The rise of the selfie has driven a rift into society, bringing up a surprising number of issues over gender, class, age, religion and race. Wired‘s Jason Parham explores some of these in “When the Selfie Turns Sacrilegious”, an essay on taking selfies in sacred or serious places such as mosques and art installations.
Photo by Thomas Depenbusch
Parham acknowledges the power of the selfie to “will yourself into a world that has done its very best to destroy you”. But when visiting Morocco’s Hassan II Mosque, he felt uncomfortable at the number of fellow tourists taking selfies as locals went to prayer, and noticed that many of the locals seemed to feel the same, “pointing and commenting on the growing pageantry of solipsism.”
While opinions vary widely, those who look down on selfies at sacred spaces will often call them out online. When someone has decided your selfie is in poor taste, the grey area disappears. Even if you think you’re not being offensive, you might find yourself in a series of graphic Photoshopped Holocaust photos, in a horrified local blog post, or on a BuzzFeed list of regrettable selfies (most of which have been deleted out of shame). If you’re lucky, you might get to explain yourself to America’s ABC News. If you’re Beyoncé, you might provoke a thoughtful essay in the New Republic.
While some of the cases above feel clearly out of line (a Holocaust memorial is not an appropriate place to show off your flexible figure), it’s also reductive to assume every selfie taker is narcissistic or disrespectful. As Gizmodo’s Bryan Lufkin and Jezebel’s Dodai Stewart noticed, people don’t just take selfies in front of others’ tragedy, but in front of their own harrowing moments. There are many legitimate reasons: Sometimes it’s to assert strength in times of crisis, sometimes it’s to emotionally process tragedy, sometimes it’s to tell friends and family you made it through.
Remember that not all of this will come through to the strangers who happen upon your photos. And it doesn’t give you a free pass to disrupt someone’s sacred space. So before you take pictures at a memorial or a place of worship, consider how it will affect the people around you. If you’re unsure, ask a representative of the site. And if you take a chance, be prepared to explain yourself to the internet.
Comments
4 responses to “When You Visit Sacred Spaces, Think Before You Selfie”
I don’t care if people take selfies, I myself when travelling take some because they are inherently a bad photo but due to the nature of a selfie can be better than trying to get someone else to take a picture of you at a location.
That said, I found it strange the amount of people that were taking selfies at the World Trade Center site. “Here I am smiling next to the foot print of tower 1!” Like it was just an odd thing to want a selfie in front of in my opinion.
Taking selfies at sites where historic disasters/mass suffering occurred is one thing – taking them at sites where followers of an invisible friend congregate is another.
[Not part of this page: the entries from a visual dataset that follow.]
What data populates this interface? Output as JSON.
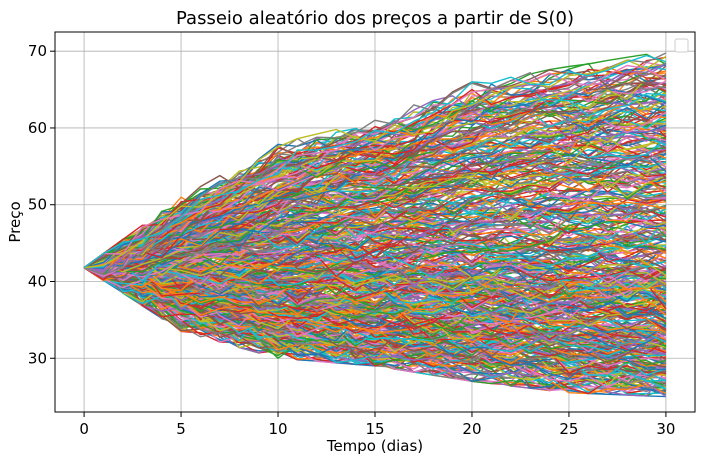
{
  "chart_data": {
    "type": "line",
    "title": "Passeio aleatório dos preços a partir de S(0)",
    "xlabel": "Tempo (dias)",
    "ylabel": "Preço",
    "xlim": [
      -1.5,
      31.5
    ],
    "ylim": [
      23,
      72.5
    ],
    "x_ticks": [
      0,
      5,
      10,
      15,
      20,
      25,
      30
    ],
    "y_ticks": [
      30,
      40,
      50,
      60,
      70
    ],
    "grid": true,
    "legend": {
      "placement": "top-right",
      "entries": []
    },
    "start_price": 41.8,
    "days": 30,
    "n_series_drawn": 480,
    "envelope": {
      "x": [
        0,
        5,
        10,
        15,
        20,
        25,
        30
      ],
      "upper": [
        41.8,
        51,
        58,
        61,
        66,
        68,
        70
      ],
      "lower": [
        41.8,
        33.5,
        30,
        29,
        27,
        25.5,
        25
      ]
    },
    "colors": [
      "#1f77b4",
      "#ff7f0e",
      "#2ca02c",
      "#d62728",
      "#9467bd",
      "#8c564b",
      "#e377c2",
      "#7f7f7f",
      "#bcbd22",
      "#17becf"
    ]
  }
}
I say let them be offended.
Selfie photos typically look like crap.
Travel with as friend or spouse, take their photo, let them take yours.
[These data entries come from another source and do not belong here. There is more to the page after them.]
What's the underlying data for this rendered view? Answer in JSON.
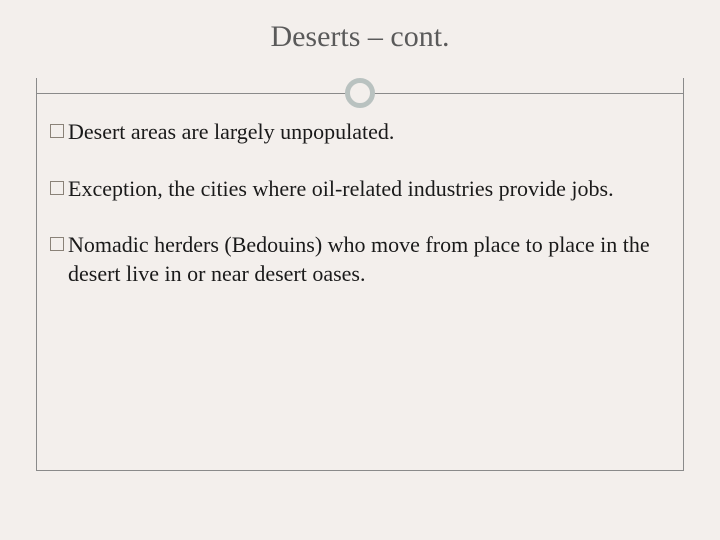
{
  "slide": {
    "title": "Deserts – cont.",
    "title_color": "#5a5a5a",
    "title_fontsize": 30,
    "background_color": "#f3efec",
    "accent_circle_color": "#b9c2c0",
    "border_color": "#8a8a8a",
    "bullet_border_color": "#8a8278",
    "text_color": "#1a1a1a",
    "body_fontsize": 22,
    "bullets": [
      "Desert areas are largely unpopulated.",
      "Exception, the cities where oil-related industries provide jobs.",
      "Nomadic herders (Bedouins) who move from place to place in the desert live in or near desert oases."
    ]
  }
}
You can fit a whole body in frame. with no arms out to one side holding sticks (or even remote shutter controls). Group shots, kneeling in prayer at that shrine / temple, etc. and you even have someone sharing the experience with you.
You need someone who can take pictures though. I have travelled a lot, with partners, in tour groups and solo. 99% of people can not take a damn picture.
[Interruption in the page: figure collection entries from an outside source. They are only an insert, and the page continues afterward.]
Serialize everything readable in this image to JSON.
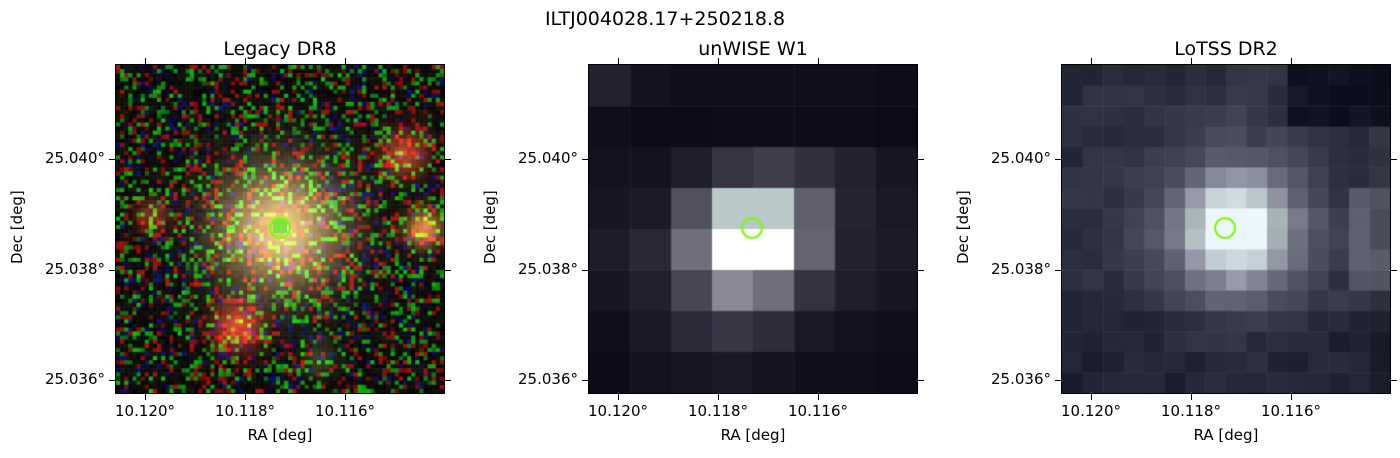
{
  "figure": {
    "title": "ILTJ004028.17+250218.8"
  },
  "panels": [
    {
      "id": "legacy",
      "title": "Legacy DR8",
      "xlabel": "RA [deg]",
      "ylabel": "Dec [deg]",
      "xticks": [
        "10.120°",
        "10.118°",
        "10.116°"
      ],
      "yticks": [
        "25.040°",
        "25.038°",
        "25.036°"
      ],
      "marker_color": "#7cfc00"
    },
    {
      "id": "unwise",
      "title": "unWISE W1",
      "xlabel": "RA [deg]",
      "ylabel": "Dec [deg]",
      "xticks": [
        "10.120°",
        "10.118°",
        "10.116°"
      ],
      "yticks": [
        "25.040°",
        "25.038°",
        "25.036°"
      ],
      "marker_color": "#7cfc00"
    },
    {
      "id": "lotss",
      "title": "LoTSS DR2",
      "xlabel": "RA [deg]",
      "ylabel": "Dec [deg]",
      "xticks": [
        "10.120°",
        "10.118°",
        "10.116°"
      ],
      "yticks": [
        "25.040°",
        "25.038°",
        "25.036°"
      ],
      "marker_color": "#7cfc00"
    }
  ]
}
Yeah posed pictures, kneeling are one of those things where people can maybe take a decent one. However with out a gimmick, the old, take a picture of me in front of… people can’t compose a decent picture. Balance a picture of you and the back ground.
Machu Picchu, I have a bunch of pictures of me. Almost all are terrible. Except for some selfies and a couple pictures some random took of me. No one in the tour group could take a picture, neither most randoms.
Yet I went to Egypt with someone who can take pictures and have an endless supply of amazing shots of me at places.
I have an ex and she took lots of great gimmicky shots of me, nose to nose with statues in Asia. Yet every pic that isn’t one of them is shit. Weird perspective angles at me. Bad compositions and so forth.
Selfies though, yeah the arms everywhere is shit. However the inherent style of a selfie can be better. I had about 50 shots of me taken on top of a Mayan temple where they filmed a view for Star Wars. The only picture that is cool, captures me at the view is a go pro selfie stick.
You can take a picture of someone. Tell them to take the same picture of you and they can’t do it. Ideas such as framing, zoom, moving themselves are things that most people don’t consider.